I don't want other children to be hurt by my son, which is why we are working so hard with his therapy sessions to help his with social and emotional communication.
Are other parents also struggling with this discrimination, where children on the NDIS are just put into the 'too hard' basket? There are massive wait lists in our area, so his place was probably immediately filled by the pre-school with an 'easier' to manage child. We also can not find another place for enrolment and both parents work full time.
Where are children with behaviour disturbances meant to go? Why are they not being supported to stay in care?
We are now having to look at hiring an Au Pair or Nanny to care for him. This will be a huge cost to our family and then my son misses out on the opportunity to build social and emotional communication skills with his peers.
We have two other children, which we have had no issues with as far as development or behaviour. So I do know that my son is being treated very differently.
Why can't the daycare/preschool see the child that is really struggling and trying their best? Instead they see the behaviour and categorise children into the 'naughty' or 'too hard' basket.
To all the other Mums that have experienced this discrimination, I want to let you know that I agree, this is not fair. I wish I could give you all a hug, because I need that hug too. To know that there are others out there that understand just how hard this journey is as a parent when you have a child that doesn't fit the mould.
3 Replies
Childcare workers only have certificates, you're asking the equivalent of a nurse to do neurosurgery. Even teachers with degrees don't have the time or knowledge to deal with your sons behavior. It's sad, but a fact of life. Can you stay home, get Centrelink payments and put all your efforts into getting him school ready? You're going to have more of the same at school if you can't get the worst sorted. Teachers, as you know, have huge class sizes these days and everything is so scheduled and curriculum focused, that they don't have the time to support your son 24/7 in the classroom. Also be careful how you talk around your child, some kids these days misbehave at school and then when disciplined tell the teacher, but you aren't supporting my needs.

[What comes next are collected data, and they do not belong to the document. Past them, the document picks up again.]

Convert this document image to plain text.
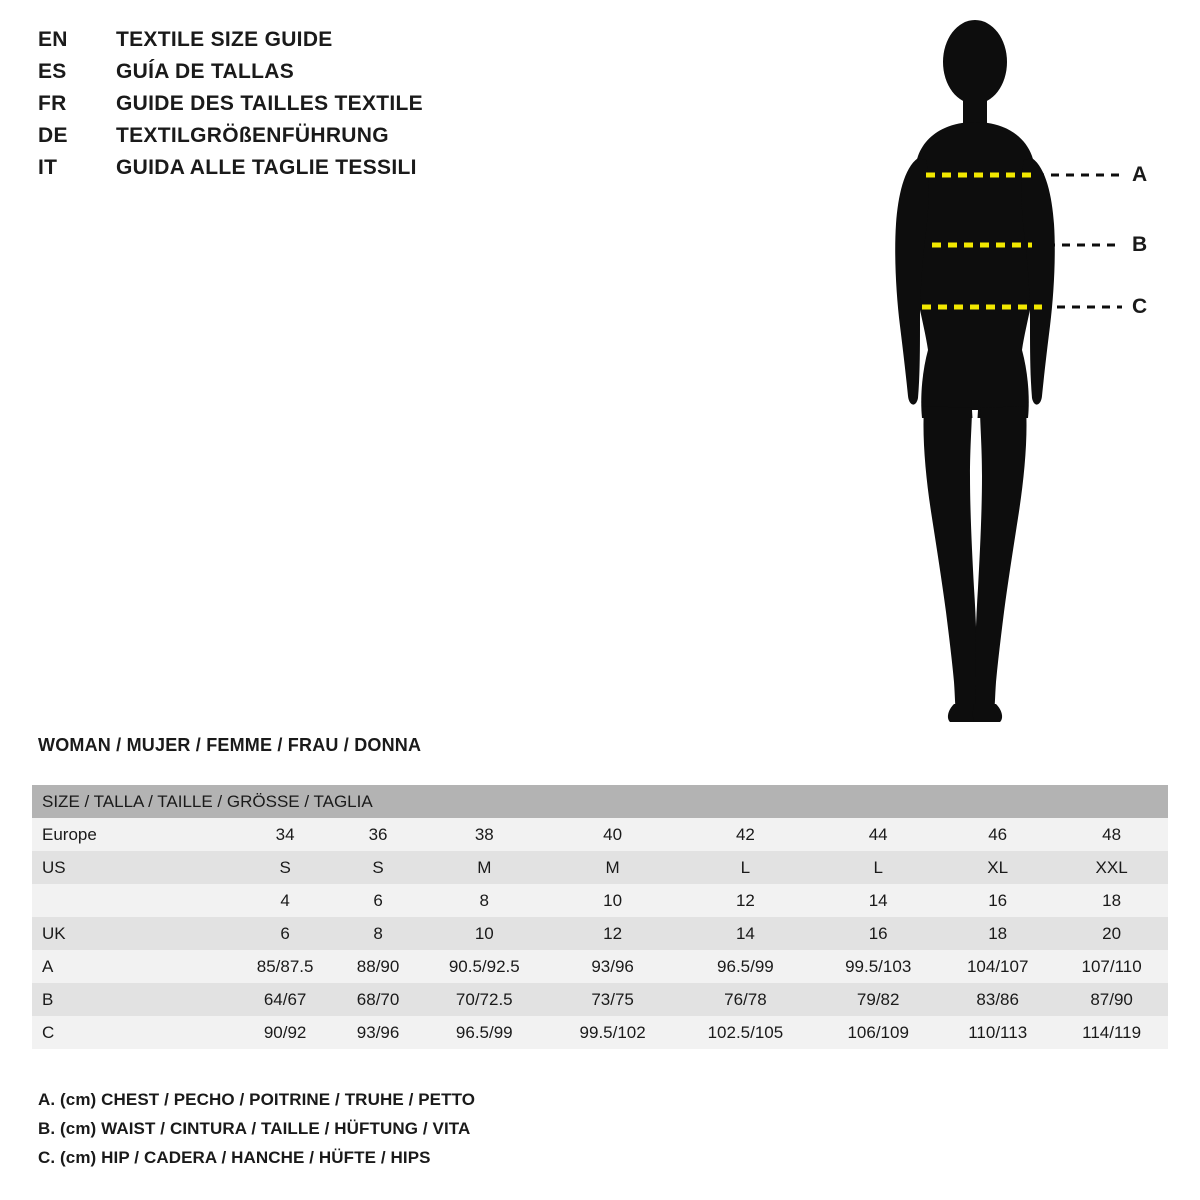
EN	TEXTILE SIZE GUIDE
ES	GUÍA DE TALLAS
FR	GUIDE DES TAILLES TEXTILE
DE	TEXTILGRÖßENFÜHRUNG
IT	GUIDA ALLE TAGLIE TESSILI	A
B
C
WOMAN / MUJER / FEMME / FRAU / DONNA
SIZE / TALLA / TAILLE / GRÖSSE / TAGLIA								
Europe	34	36	38	40	42	44	46	48
US	S	S	M	M	L	L	XL	XXL
	4	6	8	10	12	14	16	18
UK	6	8	10	12	14	16	18	20
A	85/87.5	88/90	90.5/92.5	93/96	96.5/99	99.5/103	104/107	107/110
B	64/67	68/70	70/72.5	73/75	76/78	79/82	83/86	87/90
C	90/92	93/96	96.5/99	99.5/102	102.5/105	106/109	110/113	114/119
A. (cm) CHEST / PECHO / POITRINE / TRUHE / PETTO
B. (cm) WAIST / CINTURA / TAILLE / HÜFTUNG / VITA
C. (cm) HIP / CADERA / HANCHE / HÜFTE / HIPS
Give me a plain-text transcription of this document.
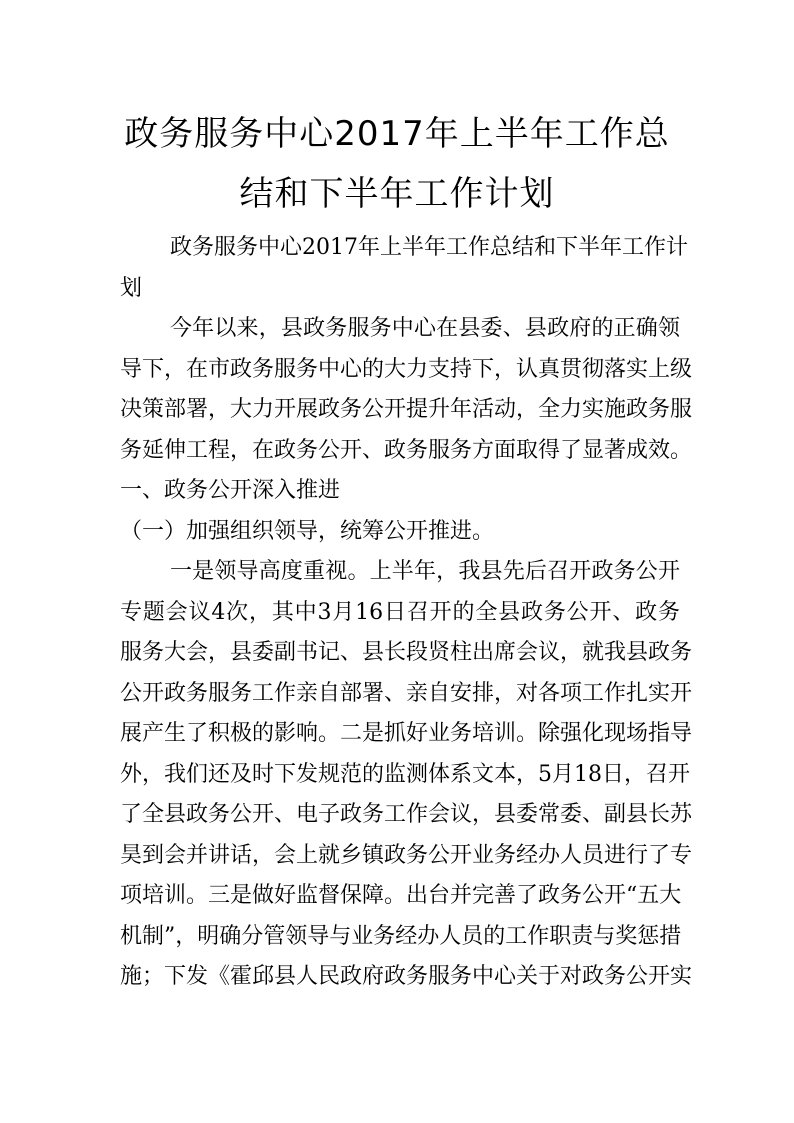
政务服务中心2017年上半年工作总
结和下半年工作计划
政务服务中心2017年上半年工作总结和下半年工作计
划
今年以来，县政务服务中心在县委、县政府的正确领
导下，在市政务服务中心的大力支持下，认真贯彻落实上级
决策部署，大力开展政务公开提升年活动，全力实施政务服
务延伸工程，在政务公开、政务服务方面取得了显著成效。
一、政务公开深入推进
（一）加强组织领导，统筹公开推进。
一是领导高度重视。上半年，我县先后召开政务公开
专题会议4次，其中3月16日召开的全县政务公开、政务
服务大会，县委副书记、县长段贤柱出席会议，就我县政务
公开政务服务工作亲自部署、亲自安排，对各项工作扎实开
展产生了积极的影响。二是抓好业务培训。除强化现场指导
外，我们还及时下发规范的监测体系文本，5月18日，召开
了全县政务公开、电子政务工作会议，县委常委、副县长苏
昊到会并讲话，会上就乡镇政务公开业务经办人员进行了专
项培训。三是做好监督保障。出台并完善了政务公开“五大
机制”，明确分管领导与业务经办人员的工作职责与奖惩措
施；下发《霍邱县人民政府政务服务中心关于对政务公开实
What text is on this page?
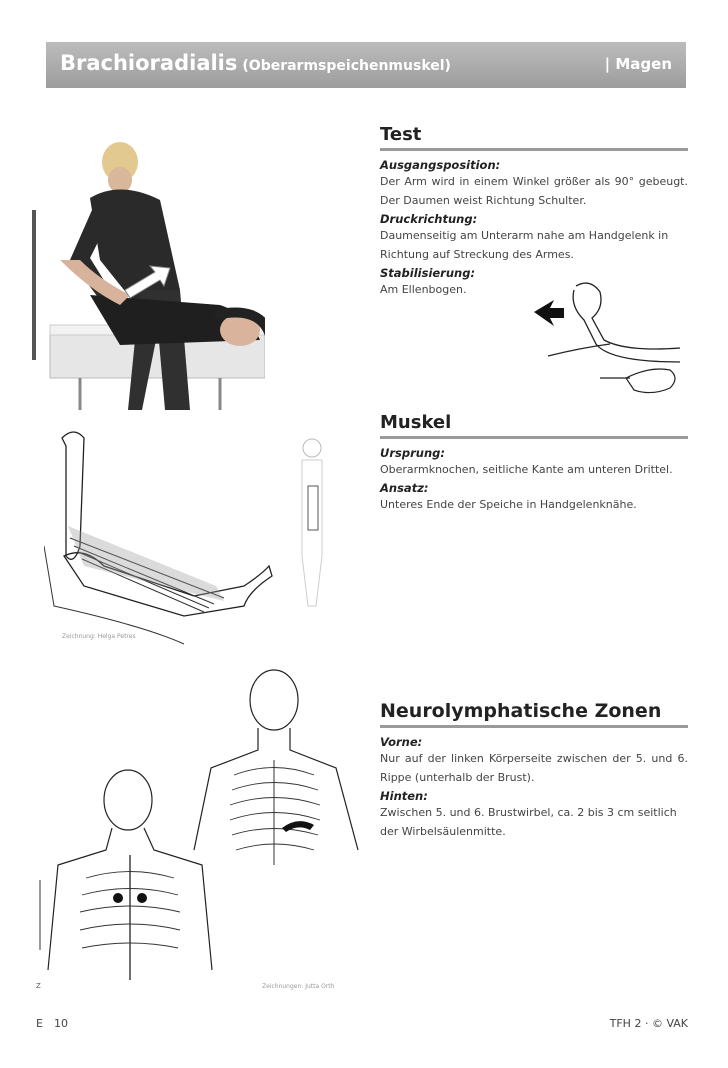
Brachioradialis (Oberarmspeichenmuskel)	| Magen
Test
Ausgangsposition:
Der Arm wird in einem Winkel größer als 90° gebeugt. Der Daumen weist Richtung Schulter.
Druckrichtung:
Daumenseitig am Unterarm nahe am Handgelenk in Richtung auf Streckung des Armes.
Stabilisierung:
Am Ellenbogen.
Muskel
Ursprung:
Oberarmknochen, seitliche Kante am unteren Drittel.
Ansatz:
Unteres Ende der Speiche in Handgelenknähe.
Neurolymphatische Zonen
Vorne:
Nur auf der linken Körperseite zwischen der 5. und 6. Rippe (unterhalb der Brust).
Hinten:
Zwischen 5. und 6. Brustwirbel, ca. 2 bis 3 cm seitlich der Wirbelsäulenmitte.
Zeichnung: Helga Petres
Zeichnungen: Jutta Orth
Z
E 10	TFH 2 · © VAK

Also, allied health workers (your therapists) have VERY unrealistic plans in the school system for teachers, almost expecting the child to receive 1 on 1 care, through their plans. Unfortunately, the world isn't set up for your child, so you need to do everything to help them navigate it. Others kids are also hugely affected when your child hurts them or disrupts learning. I would use the rest of the preschool years you have, exposing your child to different environments, implementing therapies and setting them up for success in the school system. Now is the time. I'm a single mum, live on one income, it is possible, even if you have to move, reevaluate your life, it will be totally worth it.
If you insist on sending him to a new daycare, you need to be totally hands on, take a month off work.work with him, gradually reduce the time you're there with him etc. I'm not sure if they allow it, but that's the only way you can probably integrate him, I don't know his level of functioning though. He is 5, what about a proper registered kindergarten program with professionals. Why daycare? He of all kids needs that for school readiness.
You’re expecting a lot from the centres. The fact of the matter is their ratio’s don’t allow them to oversee your son one on one to avoid him erupting.
Your Allied health team are also likely to have unrealistic expectations on teachers and centres as they themselves have not worked in the environment.
I feel for you. And I assure you centres will try to accomodate as best as they can.
You see his enrolment being cancelled as discrimination, but it could be they are just not equipped to manage your son’s needs, not all services will be.
You’re expecting the world to bend to him, that is unrealistic and also a little entitled. Keep working with his therapists, keep exposing him to social situations. You are an important part of his success. You do need to see this from all sides though.